With the recent speculation that Lawrence Summers is the President's favorite for the new Fed chief, there is some reason to attend to the "money in circulation" model of hyperinflation. Summers is an advocate of taking on lots of new federal debt to stimulate the economy. The way that this will be accomplished may end up being a close facsimile of the Modern Monetary Theory prescriptions in that the Fed will essentially print these dollars and send them into the economy as "new money in circulation" through the Treasury. However, Janet Yellen is likely to do the same thing.
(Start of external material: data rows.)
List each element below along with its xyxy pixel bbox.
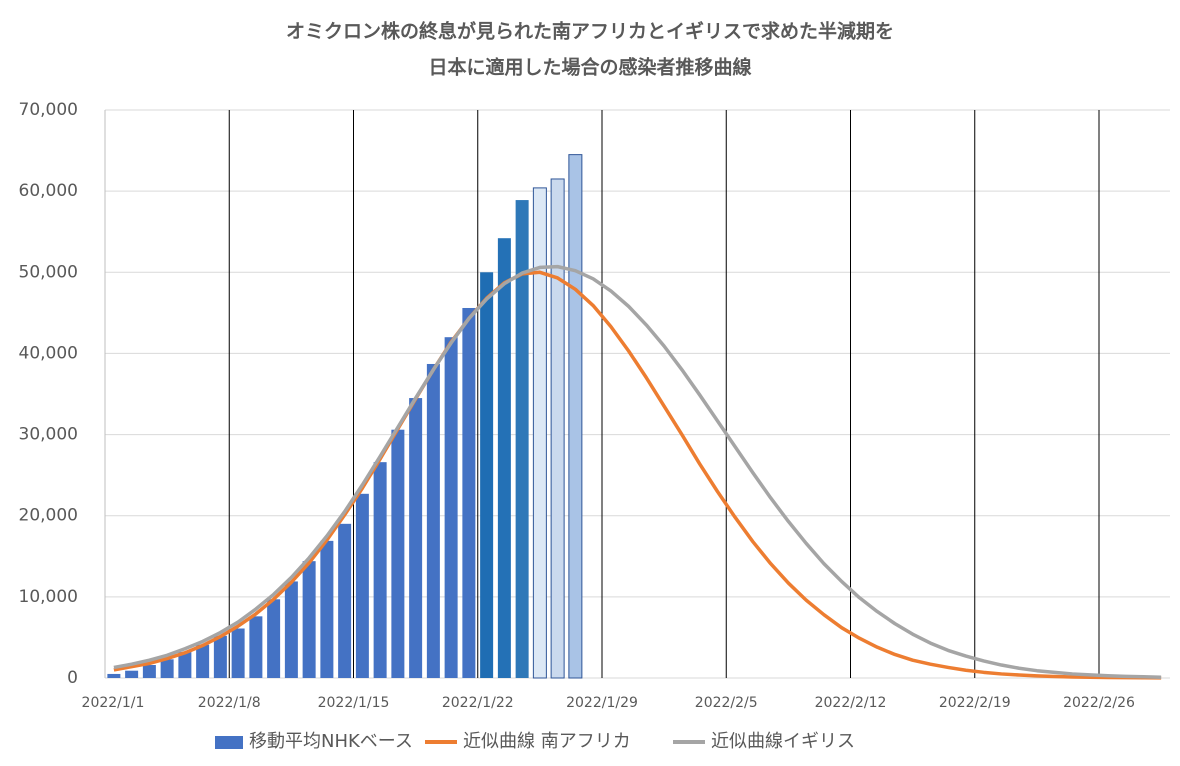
bar xyxy=(426,363,440,678)
bar xyxy=(444,337,458,678)
bar xyxy=(267,599,281,678)
bar xyxy=(497,238,511,678)
bar xyxy=(462,307,476,678)
x-tick-label: 2022/1/29 xyxy=(566,695,638,711)
bar xyxy=(142,665,156,678)
bar xyxy=(515,200,529,678)
bar xyxy=(532,187,547,679)
x-tick-label: 2022/2/12 xyxy=(815,695,887,711)
chart-title: オミクロン株の終息が見られた南アフリカとイギリスで求めた半減期を xyxy=(286,20,894,43)
bar xyxy=(480,272,494,678)
x-tick-label: 2022/2/19 xyxy=(939,695,1011,711)
y-tick-label: 0 xyxy=(67,668,78,688)
bar xyxy=(196,644,210,678)
chart-title: 日本に適用した場合の感染者推移曲線 xyxy=(428,56,751,79)
bar xyxy=(373,462,387,678)
x-tick-label: 2022/1/15 xyxy=(318,695,390,711)
bar xyxy=(249,616,263,678)
x-tick-label: 2022/2/26 xyxy=(1063,695,1135,711)
line xyxy=(113,270,1162,680)
x-tick-label: 2022/2/5 xyxy=(695,695,758,711)
bar xyxy=(550,178,565,679)
x-tick-label: 2022/1/1 xyxy=(82,695,145,711)
bar xyxy=(355,493,369,678)
bar xyxy=(178,652,192,678)
legend-label: 近似曲線イギリス xyxy=(711,731,855,752)
y-tick-label: 30,000 xyxy=(19,425,78,445)
legend-swatch xyxy=(215,736,243,749)
bar xyxy=(338,523,352,678)
bar xyxy=(231,628,245,678)
y-tick-label: 20,000 xyxy=(19,506,78,526)
bar xyxy=(302,561,316,678)
bar xyxy=(213,635,227,678)
legend-label: 近似曲線 南アフリカ xyxy=(463,731,631,752)
y-tick-label: 60,000 xyxy=(19,181,78,201)
bar xyxy=(125,670,139,678)
bar xyxy=(284,581,298,678)
line xyxy=(113,264,1162,679)
y-tick-label: 40,000 xyxy=(19,343,78,363)
x-tick-label: 2022/1/8 xyxy=(198,695,261,711)
y-tick-label: 50,000 xyxy=(19,262,78,282)
bar xyxy=(409,398,423,678)
bar xyxy=(320,540,334,678)
x-tick-label: 2022/1/22 xyxy=(442,695,514,711)
legend-label: 移動平均NHKベース xyxy=(249,731,413,752)
y-tick-label: 10,000 xyxy=(19,587,78,607)
bar xyxy=(160,659,174,678)
bar xyxy=(107,673,121,678)
y-tick-label: 70,000 xyxy=(19,100,78,120)
bar xyxy=(568,154,583,679)
bar xyxy=(391,429,405,678)
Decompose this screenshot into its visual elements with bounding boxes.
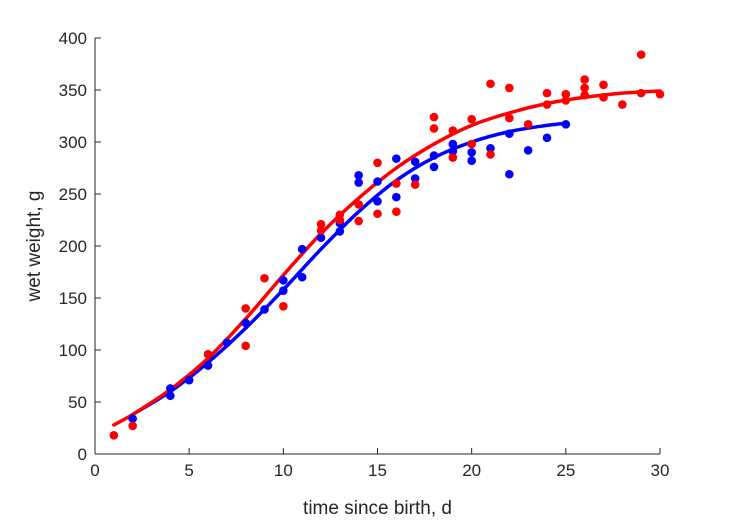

There is certainly an argument for undertaking large infrastructure projects while interest rates are extremely low. And the massive increase in debt is consistent with Sornette's estimations of the worldwide debt bubble's trajectory referenced a couple of posts ago. (Ron Paul has suggested that the Fed might simply forgive such debt held by the Fed, which would make it a pure MMT exercise.)

The point being that much of such spending might conceivably flow to the people as incomes (although the last bout of stimulus demonstrably did not, some 90+% of it winding up in the pockets of the 1%) and ignite an inflationary or hyper inflationary outcome. But I doubt it. More likely I think is that essentially carry trade-generated asset bubbles persist wherever the hot money flows, while labor's compensation remains stagnant. The vanishing middle classes around the world will experience stagflation, but not concomitantly rising wages.

Hence, Sornette's finite time singularity is likely to be profoundly deflationary when the bubble pops. There might at last be something like a global debt jubilee around 2020, simply because the debt service finally overtakes the ability of markets to absorb the debt required to pay it. This will be the End of the Modern Age, possibly, if complete monetary chaos halts much of international trade. The 2020s may be the decade when large scale barter becomes the norm between nations.

In the CIA's humint (human intelligence) areas, the study of faces is a recognized discipline. One needs to know very little about Lawrence Summers to realize he is a complete ass. The only public faces in recent memory that show such obvious bad intent are those of Phil Gramm and Paul Wolfowitz.

But it doesn't matter who is appointed to the Fed chair, because Janet Yellen will do the same thing as Summers, only possibly less aggressively.